Workshops

Two workshops are currently offered through City & Spire—Life Mapping and The City as Sacrament.

1

Life Mapping

Image detail from “For the Journey, Father Stephen” by Martha Mundorff Humphrey 

Life Mapping is a creative approach to discernment that integrates mind, body and spirit. In Life Mapping participants construct mental maps to document and explore times of heightened spiritual awareness and the places where these experiences have occurred.  By tracing the sequence of these spiritually significant places, the current and future shape of spiritual development can be charted.

A FEW WORKSHOP BASICS

This four-session workshop is designed for anyone interested in exploring their spiritual journey in a supportive setting. The workshop centers on the creation of personal maps that represent the participant’s spiritual geography and pathways.   

Each of the four, hour-and-a-half workshop sessions follows a simple format:

  • A brief reflection on a sacred text.

  • Presentation and discussion of key ideas in Life Mapping.

  • Mapmaking experiences.  

The workshop also incorporates reading assignments and activities for participants to complete between the workshop sessions. 
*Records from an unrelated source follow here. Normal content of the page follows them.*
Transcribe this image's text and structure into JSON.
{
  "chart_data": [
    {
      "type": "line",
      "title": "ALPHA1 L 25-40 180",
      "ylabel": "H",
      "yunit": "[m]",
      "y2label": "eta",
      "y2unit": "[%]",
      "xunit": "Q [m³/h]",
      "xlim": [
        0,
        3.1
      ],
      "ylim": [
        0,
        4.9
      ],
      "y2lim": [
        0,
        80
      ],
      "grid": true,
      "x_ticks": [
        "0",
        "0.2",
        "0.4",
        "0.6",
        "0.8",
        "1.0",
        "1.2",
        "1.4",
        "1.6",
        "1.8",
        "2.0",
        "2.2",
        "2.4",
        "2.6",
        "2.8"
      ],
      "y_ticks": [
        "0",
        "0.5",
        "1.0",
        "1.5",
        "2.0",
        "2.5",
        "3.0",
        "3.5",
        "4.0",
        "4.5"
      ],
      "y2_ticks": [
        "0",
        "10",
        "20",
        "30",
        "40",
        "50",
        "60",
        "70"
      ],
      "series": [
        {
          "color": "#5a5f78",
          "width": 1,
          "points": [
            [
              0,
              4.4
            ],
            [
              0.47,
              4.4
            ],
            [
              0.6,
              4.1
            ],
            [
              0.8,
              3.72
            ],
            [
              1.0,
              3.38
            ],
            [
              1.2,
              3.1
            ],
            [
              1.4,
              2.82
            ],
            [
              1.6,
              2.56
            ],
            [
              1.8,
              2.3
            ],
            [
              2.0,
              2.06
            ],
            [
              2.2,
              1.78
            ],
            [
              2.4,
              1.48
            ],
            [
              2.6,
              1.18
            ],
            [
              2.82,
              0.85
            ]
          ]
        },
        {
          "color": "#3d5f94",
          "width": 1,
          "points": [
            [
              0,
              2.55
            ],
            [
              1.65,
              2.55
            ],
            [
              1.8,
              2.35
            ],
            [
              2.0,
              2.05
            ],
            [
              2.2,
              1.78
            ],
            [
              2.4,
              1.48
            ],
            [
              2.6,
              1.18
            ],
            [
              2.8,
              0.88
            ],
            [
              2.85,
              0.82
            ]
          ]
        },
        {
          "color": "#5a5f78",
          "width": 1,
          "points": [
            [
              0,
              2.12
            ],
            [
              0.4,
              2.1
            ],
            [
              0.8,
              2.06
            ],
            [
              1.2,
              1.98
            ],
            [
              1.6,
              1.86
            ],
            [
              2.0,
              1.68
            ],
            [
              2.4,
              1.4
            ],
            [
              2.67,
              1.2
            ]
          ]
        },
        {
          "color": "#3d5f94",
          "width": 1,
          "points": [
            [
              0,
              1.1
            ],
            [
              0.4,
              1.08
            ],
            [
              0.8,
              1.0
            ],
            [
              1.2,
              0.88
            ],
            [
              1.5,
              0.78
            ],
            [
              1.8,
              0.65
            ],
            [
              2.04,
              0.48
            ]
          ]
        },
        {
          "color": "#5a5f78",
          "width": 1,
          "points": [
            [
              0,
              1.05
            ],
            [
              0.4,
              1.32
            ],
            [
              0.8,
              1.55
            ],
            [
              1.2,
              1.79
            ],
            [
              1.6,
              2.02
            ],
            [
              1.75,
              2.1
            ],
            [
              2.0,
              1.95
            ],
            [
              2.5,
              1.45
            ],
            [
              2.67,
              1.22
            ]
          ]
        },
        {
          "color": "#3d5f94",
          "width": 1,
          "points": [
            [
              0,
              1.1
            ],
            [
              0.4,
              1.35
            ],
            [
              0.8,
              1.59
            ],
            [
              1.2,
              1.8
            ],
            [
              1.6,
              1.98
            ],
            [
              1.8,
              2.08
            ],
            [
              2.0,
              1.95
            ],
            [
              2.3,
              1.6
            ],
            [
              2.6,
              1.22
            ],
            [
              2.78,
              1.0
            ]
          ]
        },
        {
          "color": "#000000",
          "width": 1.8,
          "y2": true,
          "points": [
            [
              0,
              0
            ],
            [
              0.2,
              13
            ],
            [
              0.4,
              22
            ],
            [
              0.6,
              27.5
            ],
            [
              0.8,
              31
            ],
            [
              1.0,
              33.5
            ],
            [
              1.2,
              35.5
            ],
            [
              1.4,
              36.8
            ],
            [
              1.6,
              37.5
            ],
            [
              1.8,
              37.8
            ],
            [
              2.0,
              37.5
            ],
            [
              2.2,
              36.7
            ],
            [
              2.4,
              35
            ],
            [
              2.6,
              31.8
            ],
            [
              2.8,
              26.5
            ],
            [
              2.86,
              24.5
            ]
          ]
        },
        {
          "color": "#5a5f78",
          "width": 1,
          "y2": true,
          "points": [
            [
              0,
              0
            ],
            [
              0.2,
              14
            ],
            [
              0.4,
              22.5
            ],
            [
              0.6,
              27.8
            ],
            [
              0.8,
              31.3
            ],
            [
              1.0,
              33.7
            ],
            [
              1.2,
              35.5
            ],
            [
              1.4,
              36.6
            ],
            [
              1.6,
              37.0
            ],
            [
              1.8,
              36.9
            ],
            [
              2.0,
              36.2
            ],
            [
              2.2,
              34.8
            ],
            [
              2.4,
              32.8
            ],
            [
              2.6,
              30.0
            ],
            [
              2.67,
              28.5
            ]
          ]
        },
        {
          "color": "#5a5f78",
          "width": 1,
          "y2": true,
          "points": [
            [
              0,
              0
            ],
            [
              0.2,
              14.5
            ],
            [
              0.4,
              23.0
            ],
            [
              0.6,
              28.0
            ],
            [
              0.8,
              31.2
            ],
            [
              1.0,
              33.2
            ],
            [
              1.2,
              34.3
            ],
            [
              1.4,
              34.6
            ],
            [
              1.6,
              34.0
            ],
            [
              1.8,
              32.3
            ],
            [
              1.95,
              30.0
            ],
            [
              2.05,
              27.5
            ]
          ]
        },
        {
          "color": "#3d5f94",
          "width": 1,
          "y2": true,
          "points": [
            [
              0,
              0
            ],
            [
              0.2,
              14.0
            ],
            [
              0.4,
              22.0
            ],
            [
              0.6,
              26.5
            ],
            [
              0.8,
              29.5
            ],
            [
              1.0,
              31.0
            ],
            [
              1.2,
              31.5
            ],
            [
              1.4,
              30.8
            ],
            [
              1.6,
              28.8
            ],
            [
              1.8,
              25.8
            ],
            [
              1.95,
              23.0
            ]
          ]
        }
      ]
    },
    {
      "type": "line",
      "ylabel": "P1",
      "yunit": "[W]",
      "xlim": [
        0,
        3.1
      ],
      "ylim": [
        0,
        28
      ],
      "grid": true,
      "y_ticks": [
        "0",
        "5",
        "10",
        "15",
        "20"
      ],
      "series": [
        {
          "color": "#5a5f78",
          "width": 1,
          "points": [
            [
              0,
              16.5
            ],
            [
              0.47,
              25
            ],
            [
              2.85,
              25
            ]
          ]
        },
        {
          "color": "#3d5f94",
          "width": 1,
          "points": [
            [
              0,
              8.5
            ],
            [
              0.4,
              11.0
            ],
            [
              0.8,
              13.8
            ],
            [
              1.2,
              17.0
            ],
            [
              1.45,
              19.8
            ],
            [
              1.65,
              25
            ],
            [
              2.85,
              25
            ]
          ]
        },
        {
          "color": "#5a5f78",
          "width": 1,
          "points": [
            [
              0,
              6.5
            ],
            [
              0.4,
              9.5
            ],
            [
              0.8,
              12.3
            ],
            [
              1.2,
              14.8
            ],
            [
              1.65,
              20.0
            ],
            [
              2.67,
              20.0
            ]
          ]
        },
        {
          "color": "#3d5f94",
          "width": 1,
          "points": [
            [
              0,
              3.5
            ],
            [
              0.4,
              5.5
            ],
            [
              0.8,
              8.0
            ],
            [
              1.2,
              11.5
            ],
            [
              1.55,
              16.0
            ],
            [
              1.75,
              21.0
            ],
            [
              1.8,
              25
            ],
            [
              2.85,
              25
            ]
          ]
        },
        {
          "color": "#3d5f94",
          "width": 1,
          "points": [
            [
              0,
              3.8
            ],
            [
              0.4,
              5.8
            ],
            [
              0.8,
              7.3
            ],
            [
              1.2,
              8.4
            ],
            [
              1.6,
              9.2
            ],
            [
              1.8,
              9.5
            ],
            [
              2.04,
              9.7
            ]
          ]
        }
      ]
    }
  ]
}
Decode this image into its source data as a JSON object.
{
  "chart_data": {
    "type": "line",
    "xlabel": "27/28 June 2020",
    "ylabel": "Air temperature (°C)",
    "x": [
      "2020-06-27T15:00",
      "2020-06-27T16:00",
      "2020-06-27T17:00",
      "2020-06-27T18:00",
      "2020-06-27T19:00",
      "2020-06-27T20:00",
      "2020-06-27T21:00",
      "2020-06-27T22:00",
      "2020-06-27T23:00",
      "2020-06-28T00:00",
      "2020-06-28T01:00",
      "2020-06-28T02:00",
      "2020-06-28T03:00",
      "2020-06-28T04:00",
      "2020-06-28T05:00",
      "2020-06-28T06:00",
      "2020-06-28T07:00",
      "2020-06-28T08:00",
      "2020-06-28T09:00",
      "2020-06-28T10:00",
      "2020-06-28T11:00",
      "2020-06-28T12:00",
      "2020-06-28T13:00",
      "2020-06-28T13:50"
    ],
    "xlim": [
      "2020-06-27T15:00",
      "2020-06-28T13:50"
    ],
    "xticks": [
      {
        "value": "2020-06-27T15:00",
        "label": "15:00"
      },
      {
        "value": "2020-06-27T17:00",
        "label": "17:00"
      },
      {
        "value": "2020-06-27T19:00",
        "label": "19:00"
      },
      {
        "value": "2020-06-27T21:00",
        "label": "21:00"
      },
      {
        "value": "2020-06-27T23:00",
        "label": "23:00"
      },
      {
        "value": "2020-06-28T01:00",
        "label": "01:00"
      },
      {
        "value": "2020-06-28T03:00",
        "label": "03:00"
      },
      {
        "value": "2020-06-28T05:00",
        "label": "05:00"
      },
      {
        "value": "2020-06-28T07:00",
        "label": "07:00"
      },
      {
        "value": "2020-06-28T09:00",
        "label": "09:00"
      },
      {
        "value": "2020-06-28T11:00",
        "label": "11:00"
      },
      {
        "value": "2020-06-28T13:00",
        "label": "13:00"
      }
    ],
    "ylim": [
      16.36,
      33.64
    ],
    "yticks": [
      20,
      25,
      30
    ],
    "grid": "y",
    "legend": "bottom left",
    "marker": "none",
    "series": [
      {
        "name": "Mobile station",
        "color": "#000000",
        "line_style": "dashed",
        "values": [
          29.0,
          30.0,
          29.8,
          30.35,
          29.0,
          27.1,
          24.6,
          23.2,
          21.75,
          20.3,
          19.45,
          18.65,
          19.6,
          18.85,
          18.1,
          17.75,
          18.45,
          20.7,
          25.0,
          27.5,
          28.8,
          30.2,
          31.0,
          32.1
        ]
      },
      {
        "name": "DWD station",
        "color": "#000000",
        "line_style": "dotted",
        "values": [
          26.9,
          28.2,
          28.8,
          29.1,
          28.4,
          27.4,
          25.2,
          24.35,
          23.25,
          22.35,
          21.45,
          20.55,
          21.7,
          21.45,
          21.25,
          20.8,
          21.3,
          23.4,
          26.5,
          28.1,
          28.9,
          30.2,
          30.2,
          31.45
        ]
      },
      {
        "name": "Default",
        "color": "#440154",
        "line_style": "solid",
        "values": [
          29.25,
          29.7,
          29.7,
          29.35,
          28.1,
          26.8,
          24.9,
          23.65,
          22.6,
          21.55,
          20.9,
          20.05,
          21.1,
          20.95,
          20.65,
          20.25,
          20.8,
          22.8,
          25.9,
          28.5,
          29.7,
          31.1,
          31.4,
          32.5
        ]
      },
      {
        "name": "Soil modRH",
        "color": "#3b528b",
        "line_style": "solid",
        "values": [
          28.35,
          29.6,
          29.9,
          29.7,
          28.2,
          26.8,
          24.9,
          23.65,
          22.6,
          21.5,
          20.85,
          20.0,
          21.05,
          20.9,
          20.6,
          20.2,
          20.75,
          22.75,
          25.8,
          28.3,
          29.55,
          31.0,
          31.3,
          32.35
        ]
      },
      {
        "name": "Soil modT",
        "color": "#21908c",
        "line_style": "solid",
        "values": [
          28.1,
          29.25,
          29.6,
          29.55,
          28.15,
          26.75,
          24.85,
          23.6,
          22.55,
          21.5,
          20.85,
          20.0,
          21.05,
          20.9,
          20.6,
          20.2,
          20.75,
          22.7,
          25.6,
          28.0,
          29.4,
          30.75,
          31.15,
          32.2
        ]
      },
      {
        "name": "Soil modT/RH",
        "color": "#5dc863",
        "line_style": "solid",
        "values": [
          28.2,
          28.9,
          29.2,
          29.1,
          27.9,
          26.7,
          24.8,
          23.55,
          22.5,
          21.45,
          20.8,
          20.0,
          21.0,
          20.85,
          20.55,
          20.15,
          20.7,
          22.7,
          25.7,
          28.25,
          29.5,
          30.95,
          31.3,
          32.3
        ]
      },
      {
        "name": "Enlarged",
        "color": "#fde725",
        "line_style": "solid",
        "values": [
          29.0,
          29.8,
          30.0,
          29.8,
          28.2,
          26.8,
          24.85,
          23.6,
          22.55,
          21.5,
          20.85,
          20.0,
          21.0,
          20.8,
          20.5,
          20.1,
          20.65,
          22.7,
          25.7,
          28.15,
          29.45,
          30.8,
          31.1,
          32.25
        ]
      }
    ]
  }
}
Each workshop can accommodate up to eight participants.

WORKSHOP AVAILABILITY — IN-PERSON AND ONLINE

The workshop is available to groups both in-person and online:

  1. The in-person format can be offered when and where public health guidelines permit.

  2. The online experience utilizes the combination of an online workbook and Zoom conferences. The Zoom conferences orient participants to the material in the workbook and provide an opportunity to unpack the reading and mapmaking assignments.

2

The City as Sacrament

Transformation Wheel

The City as Sacrament Workshop is designed for congregations seeking to understand and transform the interior life of their faith community as well as the city that they serve.

The workshop is offered in two parts over a two-day period. Part one takes place in an afternoon or evening and involves an exercise in neighborhood mapping, an urban plunge, and a debriefing. The urban plunge is an experiential practice that came out of the action training movement of the 1960s and involves an immersive experience of urban life.

Part Two occurs the following day and involves exploring a sacramental approach to city life that is informed by social justice, religious ritual, placemaking and the logic of transformation in human development. This session includes a presentation followed by discussion.